Вы здесь

Юрий КАБАНКОВ. «Надпись на сгоревшей берёсте»

Владимир Тыцких:

«Простимся. Гарью пахнет ветер…»

Случился однажды разговор (быть может, – не помню – даже с самим автором) о том, читаю ли я стихи Владимира Тыцких все подряд – по мере их выхода в свет? Отрицательный ответ, по всей видимости, огорчил собеседника. Я сравнил тогда его стихотворения – одно, другое, третье, две тыщи первое – с кадрами киноленты, которые при рассматривании на свет «вручную» почти не отличаются один от другого. Однако, заметил я тогда, ежели эти стоп-кадры «выхватывать глазом» с некоторыми промежутками, получаются этакие «слюдяной прозрачности» слайды, каких не «сфотографирует» никто, кроме него. А главное – эти, кажущиеся лишними, повторными, «промежутки» являют собой тот самый воздух, без которого читатель (а скорее и сам автор) мог бы попросту задохнуться. Я уж не говорю о «необходимости наличия» хотя бы старенького шестнадцатимиллиметрового кинопроектора с его нехитрой оптикой и «волшебным лучом», дабы эти бесчисленные стоп-кадры ожили и заиграли как некое единое целое. У меня покуда – и к сожалению – нет возможности для такого «клеёнчатого», как у стрекозы, обзора («клеёнчатое зренье насекомых / тысячекратно, словно кинолента»). Авось появится. Возвращаю Володе Тыцких его фразу, сказанную когда-то о моих виршах: «Мне не по глазам».

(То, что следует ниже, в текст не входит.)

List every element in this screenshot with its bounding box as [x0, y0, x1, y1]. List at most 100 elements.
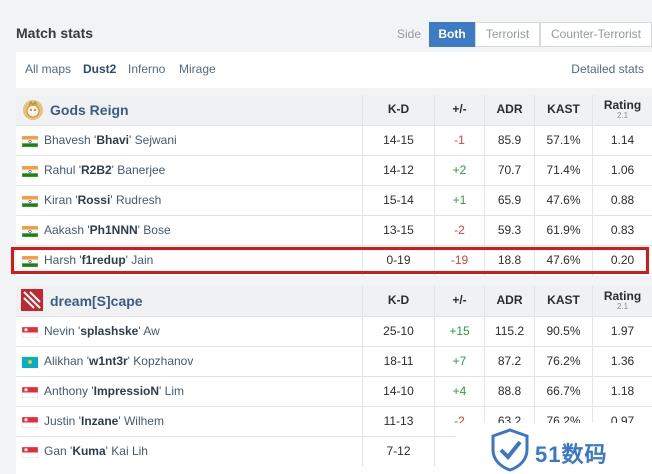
player-first-name: Aakash ' — [44, 223, 90, 237]
side-ct-button[interactable]: Counter-Terrorist — [540, 22, 652, 47]
adr-value: 18.8 — [484, 246, 534, 276]
team-name-cell: dream[S]cape — [16, 286, 362, 316]
kast-value: 47.6% — [534, 246, 592, 276]
kd-value: 14-10 — [362, 377, 434, 407]
kd-value: 11-13 — [362, 407, 434, 437]
player-cell: Gan 'Kuma' Kai Lih — [16, 437, 362, 467]
kazakhstan-flag-icon — [22, 357, 38, 368]
map-tab-mirage[interactable]: Mirage — [179, 62, 216, 76]
kast-value: 61.9% — [534, 216, 592, 246]
player-cell: Anthony 'ImpressioN' Lim — [16, 377, 362, 407]
player-row: Anthony 'ImpressioN' Lim 14-10 +4 88.8 66.7%… — [16, 376, 652, 407]
plus-minus-value: -19 — [434, 246, 484, 276]
kd-value: 0-19 — [362, 246, 434, 276]
kd-value: 14-12 — [362, 156, 434, 186]
india-flag-icon — [22, 256, 38, 267]
rating-value: 1.97 — [592, 317, 652, 347]
player-nickname: Bhavi — [96, 133, 130, 147]
player-first-name: Alikhan ' — [44, 354, 89, 368]
player-last-name: ' Banerjee — [111, 163, 166, 177]
player-row: Bhavesh 'Bhavi' Sejwani 14-15 -1 85.9 57.1% 1… — [16, 125, 652, 156]
player-cell: Kiran 'Rossi' Rudresh — [16, 186, 362, 216]
map-tab-all[interactable]: All maps — [25, 62, 71, 76]
kast-value: 71.4% — [534, 156, 592, 186]
player-name-link[interactable]: Rahul 'R2B2' Banerjee — [44, 156, 165, 185]
player-name-link[interactable]: Bhavesh 'Bhavi' Sejwani — [44, 126, 177, 155]
col-rating-label: Rating — [603, 98, 642, 112]
player-last-name: ' Rudresh — [110, 193, 162, 207]
col-kast: KAST — [534, 95, 592, 125]
team-name-cell: Gods Reign — [16, 95, 362, 125]
player-row: Kiran 'Rossi' Rudresh 15-14 +1 65.9 47.6% 0.8… — [16, 185, 652, 216]
player-row: Aakash 'Ph1NNN' Bose 13-15 -2 59.3 61.9% 0.83 — [16, 215, 652, 246]
side-label: Side — [397, 27, 422, 41]
player-name-link[interactable]: Gan 'Kuma' Kai Lih — [44, 437, 148, 466]
plus-minus-value: +7 — [434, 347, 484, 377]
player-cell: Bhavesh 'Bhavi' Sejwani — [16, 126, 362, 156]
col-rating: Rating 2.1 — [592, 286, 652, 316]
player-last-name: ' Sejwani — [129, 133, 177, 147]
plus-minus-value: +15 — [434, 317, 484, 347]
player-name-link[interactable]: Aakash 'Ph1NNN' Bose — [44, 216, 171, 245]
col-adr: ADR — [484, 286, 534, 316]
player-name-link[interactable]: Kiran 'Rossi' Rudresh — [44, 186, 161, 215]
adr-value: 115.2 — [484, 317, 534, 347]
india-flag-icon — [22, 136, 38, 147]
player-row: Rahul 'R2B2' Banerjee 14-12 +2 70.7 71.4% 1.0… — [16, 155, 652, 186]
team-header-row: Gods Reign K-D +/- ADR KAST Rating 2.1 — [16, 95, 652, 125]
player-cell: Alikhan 'w1nt3r' Kopzhanov — [16, 347, 362, 377]
singapore-flag-icon — [22, 387, 38, 398]
player-last-name: ' Kai Lih — [105, 444, 148, 458]
player-cell: Justin 'Inzane' Wilhem — [16, 407, 362, 437]
lion-icon — [23, 100, 43, 120]
rating-value: 1.06 — [592, 156, 652, 186]
player-first-name: Rahul ' — [44, 163, 81, 177]
plus-minus-value: -2 — [434, 216, 484, 246]
kd-value: 15-14 — [362, 186, 434, 216]
rating-value: 0.20 — [592, 246, 652, 276]
adr-value: 88.8 — [484, 377, 534, 407]
col-rating-version: 2.1 — [616, 302, 629, 311]
col-rating-version: 2.1 — [616, 111, 629, 120]
plus-minus-value: +2 — [434, 156, 484, 186]
player-name-link[interactable]: Anthony 'ImpressioN' Lim — [44, 377, 184, 406]
player-first-name: Justin ' — [44, 414, 81, 428]
detailed-stats-link[interactable]: Detailed stats — [571, 62, 644, 76]
kd-value: 14-15 — [362, 126, 434, 156]
player-first-name: Anthony ' — [44, 384, 94, 398]
player-last-name: ' Jain — [125, 253, 154, 267]
plus-minus-value: +1 — [434, 186, 484, 216]
player-last-name: ' Bose — [137, 223, 171, 237]
player-name-link[interactable]: Alikhan 'w1nt3r' Kopzhanov — [44, 347, 193, 376]
player-name-link[interactable]: Justin 'Inzane' Wilhem — [44, 407, 164, 436]
side-both-button[interactable]: Both — [429, 22, 475, 47]
player-last-name: ' Aw — [138, 324, 160, 338]
kast-value: 66.7% — [534, 377, 592, 407]
rating-value: 1.14 — [592, 126, 652, 156]
india-flag-icon — [22, 166, 38, 177]
team-name[interactable]: Gods Reign — [50, 102, 129, 118]
singapore-flag-icon — [22, 417, 38, 428]
map-tab-dust2[interactable]: Dust2 — [83, 62, 116, 76]
player-row: Harsh 'f1redup' Jain 0-19 -19 18.8 47.6% 0.20 — [16, 245, 652, 276]
adr-value: 85.9 — [484, 126, 534, 156]
side-terrorist-button[interactable]: Terrorist — [475, 22, 540, 47]
singapore-flag-icon — [22, 447, 38, 458]
map-tab-inferno[interactable]: Inferno — [128, 62, 165, 76]
kast-value: 57.1% — [534, 126, 592, 156]
player-cell: Harsh 'f1redup' Jain — [16, 246, 362, 276]
player-name-link[interactable]: Harsh 'f1redup' Jain — [44, 246, 153, 275]
kast-value: 47.6% — [534, 186, 592, 216]
col-plus-minus: +/- — [434, 286, 484, 316]
kd-value: 18-11 — [362, 347, 434, 377]
dreamscape-logo-icon — [21, 289, 43, 311]
player-last-name: ' Wilhem — [118, 414, 164, 428]
rating-value: 0.88 — [592, 186, 652, 216]
team-header-row: dream[S]cape K-D +/- ADR KAST Rating 2.1 — [16, 286, 652, 316]
col-rating: Rating 2.1 — [592, 95, 652, 125]
player-cell: Aakash 'Ph1NNN' Bose — [16, 216, 362, 246]
player-name-link[interactable]: Nevin 'splashske' Aw — [44, 317, 160, 346]
player-nickname: splashske — [80, 324, 139, 338]
team-table-gods-reign: Gods Reign K-D +/- ADR KAST Rating 2.1 Bhavesh … — [16, 95, 652, 276]
team-name[interactable]: dream[S]cape — [50, 293, 143, 309]
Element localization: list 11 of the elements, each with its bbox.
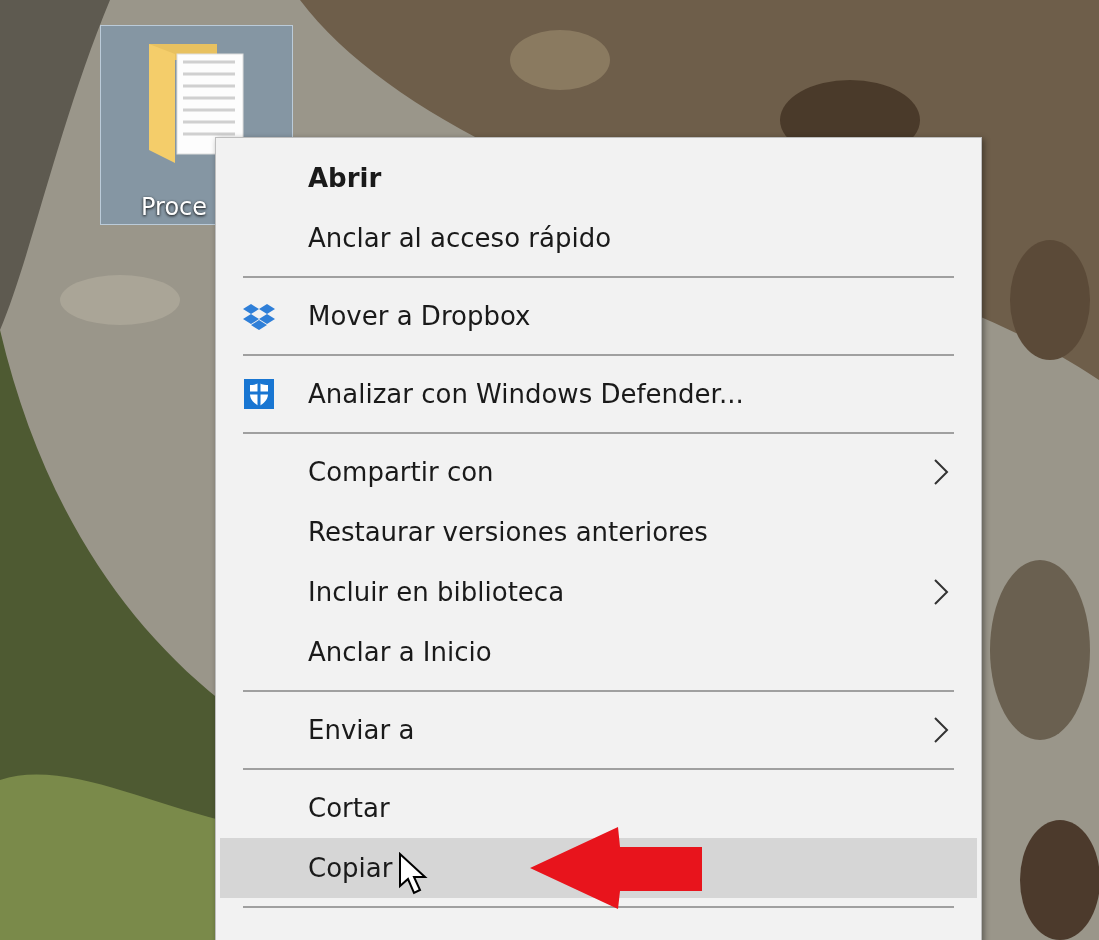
box-icon	[243, 301, 275, 331]
menu-item[interactable]: Restaurar versiones anteriores	[220, 502, 977, 562]
menu-item[interactable]: Mover a Dropbox	[220, 286, 977, 346]
menu-item[interactable]: Analizar con Windows Defender...	[220, 364, 977, 424]
menu-item[interactable]: Cortar	[220, 778, 977, 838]
menu-item[interactable]: Compartir con	[220, 442, 977, 502]
menu-item[interactable]: Anclar a Inicio	[220, 622, 977, 682]
menu-item[interactable]: Enviar a	[220, 700, 977, 760]
shield-icon	[243, 379, 275, 409]
desktop-icon-label: Proce	[141, 193, 208, 221]
menu-item[interactable]: Incluir en biblioteca	[220, 562, 977, 622]
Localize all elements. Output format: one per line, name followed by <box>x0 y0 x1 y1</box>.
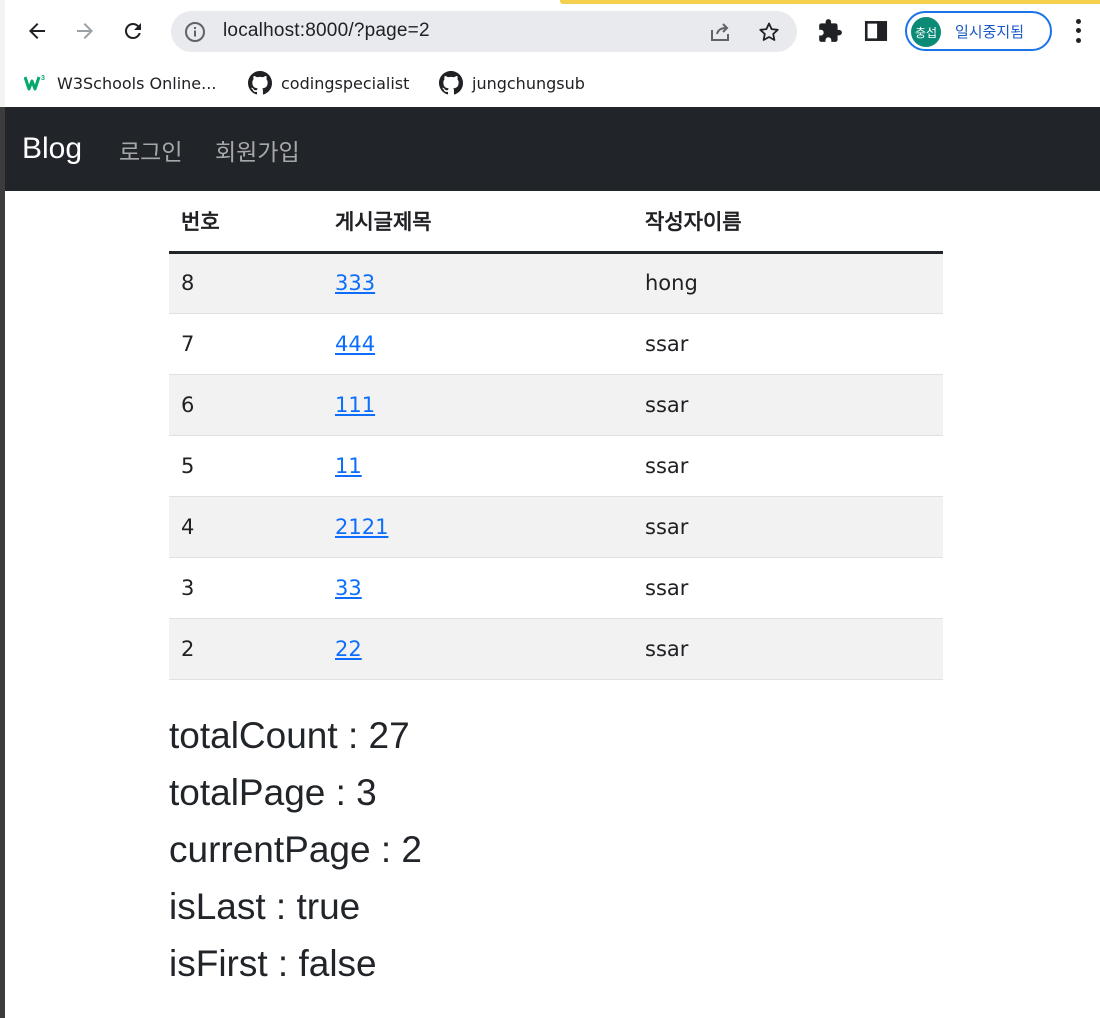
post-title-link[interactable]: 333 <box>335 271 375 295</box>
post-title-link[interactable]: 111 <box>335 393 375 417</box>
table-row: 4 2121 ssar <box>169 496 943 558</box>
stat-is-last: isLast : true <box>169 886 361 927</box>
table-row: 7 444 ssar <box>169 313 943 375</box>
cell-author: ssar <box>633 557 943 619</box>
browser-toolbar: localhost:8000/?page=2 충섭 일시중지됨 <box>5 0 1100 62</box>
post-title-link[interactable]: 2121 <box>335 515 388 539</box>
share-icon[interactable] <box>708 20 732 44</box>
star-icon[interactable] <box>757 20 781 44</box>
cell-title: 33 <box>323 557 633 619</box>
stat-total-page: totalPage : 3 <box>169 772 377 813</box>
cell-title: 444 <box>323 313 633 375</box>
reload-button[interactable] <box>116 14 150 48</box>
cell-number: 6 <box>169 374 323 436</box>
cell-author: ssar <box>633 374 943 436</box>
header-title: 게시글제목 <box>323 191 633 254</box>
post-title-link[interactable]: 11 <box>335 454 362 478</box>
profile-status-label: 일시중지됨 <box>955 23 1025 41</box>
side-panel-icon[interactable] <box>863 18 889 44</box>
bookmark-label: codingspecialist <box>281 73 410 93</box>
cell-number: 8 <box>169 252 323 314</box>
dot-icon <box>1075 28 1081 34</box>
nav-link-login[interactable]: 로그인 <box>119 133 182 167</box>
arrow-left-icon <box>29 23 45 39</box>
dot-icon <box>1075 19 1081 25</box>
w3schools-icon: 3 <box>24 71 48 95</box>
cell-number: 3 <box>169 557 323 619</box>
avatar: 충섭 <box>911 17 941 47</box>
arrow-right-icon <box>77 23 93 39</box>
table-header-row: 번호 게시글제목 작성자이름 <box>169 191 943 254</box>
bookmark-codingspecialist[interactable]: codingspecialist <box>248 68 409 98</box>
header-author: 작성자이름 <box>633 191 943 254</box>
reload-icon <box>124 22 141 39</box>
github-icon <box>248 71 272 95</box>
github-icon <box>439 71 463 95</box>
table-row: 3 33 ssar <box>169 557 943 619</box>
svg-text:3: 3 <box>41 75 45 82</box>
cell-number: 5 <box>169 435 323 497</box>
cell-title: 333 <box>323 252 633 314</box>
table-row: 2 22 ssar <box>169 618 943 680</box>
cell-title: 22 <box>323 618 633 680</box>
bookmark-w3schools[interactable]: 3 W3Schools Online... <box>24 68 216 98</box>
cell-title: 11 <box>323 435 633 497</box>
back-button[interactable] <box>20 14 54 48</box>
nav-link-signup[interactable]: 회원가입 <box>215 133 300 167</box>
window-accent-line <box>560 0 1100 4</box>
navbar-brand[interactable]: Blog <box>22 132 82 166</box>
cell-author: ssar <box>633 313 943 375</box>
info-icon[interactable] <box>183 20 207 44</box>
table-row: 8 333 hong <box>169 252 943 314</box>
stat-current-page: currentPage : 2 <box>169 829 422 870</box>
url-text[interactable]: localhost:8000/?page=2 <box>223 20 430 42</box>
cell-author: hong <box>633 252 943 314</box>
stat-is-first: isFirst : false <box>169 943 377 984</box>
cell-number: 2 <box>169 618 323 680</box>
paging-stats: totalCount : 27 totalPage : 3 currentPag… <box>169 707 422 992</box>
bookmark-jungchungsub[interactable]: jungchungsub <box>439 68 585 98</box>
table-row: 5 11 ssar <box>169 435 943 497</box>
bookmarks-bar: 3 W3Schools Online... codingspecialist j… <box>5 62 1100 107</box>
cell-number: 4 <box>169 496 323 558</box>
table-row: 6 111 ssar <box>169 374 943 436</box>
post-title-link[interactable]: 22 <box>335 637 362 661</box>
bookmark-label: W3Schools Online... <box>57 73 217 93</box>
address-bar[interactable]: localhost:8000/?page=2 <box>171 11 797 52</box>
browser-menu-button[interactable] <box>1068 17 1088 45</box>
dot-icon <box>1075 37 1081 43</box>
cell-author: ssar <box>633 435 943 497</box>
site-navbar: Blog 로그인 회원가입 <box>5 107 1100 191</box>
post-title-link[interactable]: 33 <box>335 576 362 600</box>
cell-author: ssar <box>633 618 943 680</box>
forward-button[interactable] <box>68 14 102 48</box>
post-title-link[interactable]: 444 <box>335 332 375 356</box>
cell-number: 7 <box>169 313 323 375</box>
bookmark-label: jungchungsub <box>472 73 585 93</box>
cell-title: 2121 <box>323 496 633 558</box>
stat-total-count: totalCount : 27 <box>169 715 410 756</box>
cell-title: 111 <box>323 374 633 436</box>
profile-button[interactable]: 충섭 일시중지됨 <box>905 11 1052 51</box>
header-number: 번호 <box>169 191 323 254</box>
cell-author: ssar <box>633 496 943 558</box>
extensions-puzzle-icon[interactable] <box>817 18 843 44</box>
board-table: 번호 게시글제목 작성자이름 8 333 hong 7 444 ssar 6 1… <box>169 191 943 680</box>
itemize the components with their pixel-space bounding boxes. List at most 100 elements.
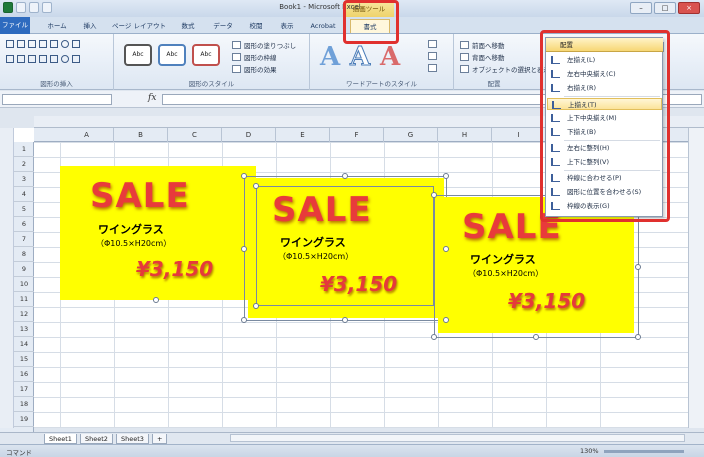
row-header-4[interactable]: 4: [14, 187, 34, 202]
tab-review[interactable]: 校閲: [244, 19, 268, 33]
triangle-shape-icon[interactable]: [6, 55, 14, 63]
resize-handle[interactable]: [342, 173, 348, 179]
tab-file[interactable]: ファイル: [0, 17, 30, 34]
resize-handle[interactable]: [431, 192, 437, 198]
tab-home[interactable]: ホーム: [42, 19, 72, 33]
brace-shape-icon[interactable]: [50, 55, 58, 63]
rounded-rect-shape-icon[interactable]: [72, 40, 80, 48]
resize-handle[interactable]: [241, 246, 247, 252]
close-button[interactable]: ×: [678, 2, 700, 14]
minimize-button[interactable]: –: [630, 2, 652, 14]
row-header-18[interactable]: 18: [14, 397, 34, 412]
shape-outline-button[interactable]: 図形の枠線: [232, 52, 277, 62]
shape-effects-button[interactable]: 図形の効果: [232, 64, 277, 74]
text-outline-button[interactable]: [428, 52, 437, 60]
sheet-tab-1[interactable]: Sheet1: [44, 434, 77, 444]
resize-handle[interactable]: [153, 297, 159, 303]
send-backward-button[interactable]: 背面へ移動: [460, 52, 505, 62]
tab-page-layout[interactable]: ページ レイアウト: [108, 19, 170, 33]
row-header-2[interactable]: 2: [14, 157, 34, 172]
row-header-11[interactable]: 11: [14, 292, 34, 307]
zoom-level[interactable]: 130%: [580, 447, 599, 455]
wordart-style-1[interactable]: A: [320, 44, 340, 70]
row-header-12[interactable]: 12: [14, 307, 34, 322]
resize-handle[interactable]: [635, 334, 641, 340]
redo-icon[interactable]: [42, 2, 52, 13]
resize-handle[interactable]: [443, 173, 449, 179]
row-header-19[interactable]: 19: [14, 412, 34, 427]
column-header-H[interactable]: H: [438, 128, 492, 142]
resize-handle[interactable]: [635, 264, 641, 270]
resize-handle[interactable]: [443, 317, 449, 323]
connector-shape-icon[interactable]: [17, 55, 25, 63]
row-header-13[interactable]: 13: [14, 322, 34, 337]
row-header-6[interactable]: 6: [14, 217, 34, 232]
tab-insert[interactable]: 挿入: [78, 19, 102, 33]
row-header-17[interactable]: 17: [14, 382, 34, 397]
resize-handle[interactable]: [241, 173, 247, 179]
block-arrow-shape-icon[interactable]: [28, 55, 36, 63]
arrow-shape-icon[interactable]: [39, 40, 47, 48]
text-effects-button[interactable]: [428, 64, 437, 72]
resize-handle[interactable]: [241, 317, 247, 323]
row-header-16[interactable]: 16: [14, 367, 34, 382]
resize-handle[interactable]: [443, 246, 449, 252]
oval-shape-icon[interactable]: [61, 40, 69, 48]
line-shape-icon[interactable]: [28, 40, 36, 48]
tab-formulas[interactable]: 数式: [176, 19, 200, 33]
resize-handle[interactable]: [342, 317, 348, 323]
sale-card-1[interactable]: SALE ワイングラス （Φ10.5×H20cm） ¥3,150: [60, 166, 256, 300]
selection-pane-button[interactable]: オブジェクトの選択と表示: [460, 64, 550, 74]
horizontal-scrollbar[interactable]: [230, 434, 685, 442]
wordart-style-2[interactable]: A: [349, 44, 370, 71]
row-header-15[interactable]: 15: [14, 352, 34, 367]
row-header-1[interactable]: 1: [14, 142, 34, 157]
name-box[interactable]: [2, 94, 112, 105]
rectangle2-shape-icon[interactable]: [50, 40, 58, 48]
column-header-D[interactable]: D: [222, 128, 276, 142]
row-header-9[interactable]: 9: [14, 262, 34, 277]
row-header-14[interactable]: 14: [14, 337, 34, 352]
column-header-F[interactable]: F: [330, 128, 384, 142]
resize-handle[interactable]: [533, 334, 539, 340]
style-swatch-1[interactable]: Abc: [124, 44, 152, 66]
insert-sheet-icon[interactable]: +: [152, 434, 168, 444]
shape-fill-button[interactable]: 図形の塗りつぶし: [232, 40, 296, 50]
tab-data[interactable]: データ: [208, 19, 238, 33]
column-header-C[interactable]: C: [168, 128, 222, 142]
textbox-shape-icon[interactable]: [17, 40, 25, 48]
sheet-tab-2[interactable]: Sheet2: [80, 434, 113, 444]
sheet-tab-3[interactable]: Sheet3: [116, 434, 149, 444]
text-fill-button[interactable]: [428, 40, 437, 48]
style-swatch-3[interactable]: Abc: [192, 44, 220, 66]
wordart-style-3[interactable]: A: [380, 44, 400, 70]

Ровно десять лет назад, в пятидесятилетний юбилей (и не «только-лишь» поэта Владимира Тыцких), я написал в том же «киношном» ключе такие строки:

 «…А ежели продолжать игру в наш кинотеатр, где свет незаметно гаснет, являя собой неуловимое “сфумато”, и, как живой, начинает стрекотать кинопроектор, – я сказал бы, что Вячеславу Протасову и Татьяне Вассуниной, должно быть, уютно в пустом полумраке кинозала: их можно бы назвать певцами сумерек (называли же так Чехова неумные критики, напрочь забывая о том, что сумерки бывают не только вечерними, но и – предрассветными, с “алмазными” каплями росы на траве и прочими земными утехами).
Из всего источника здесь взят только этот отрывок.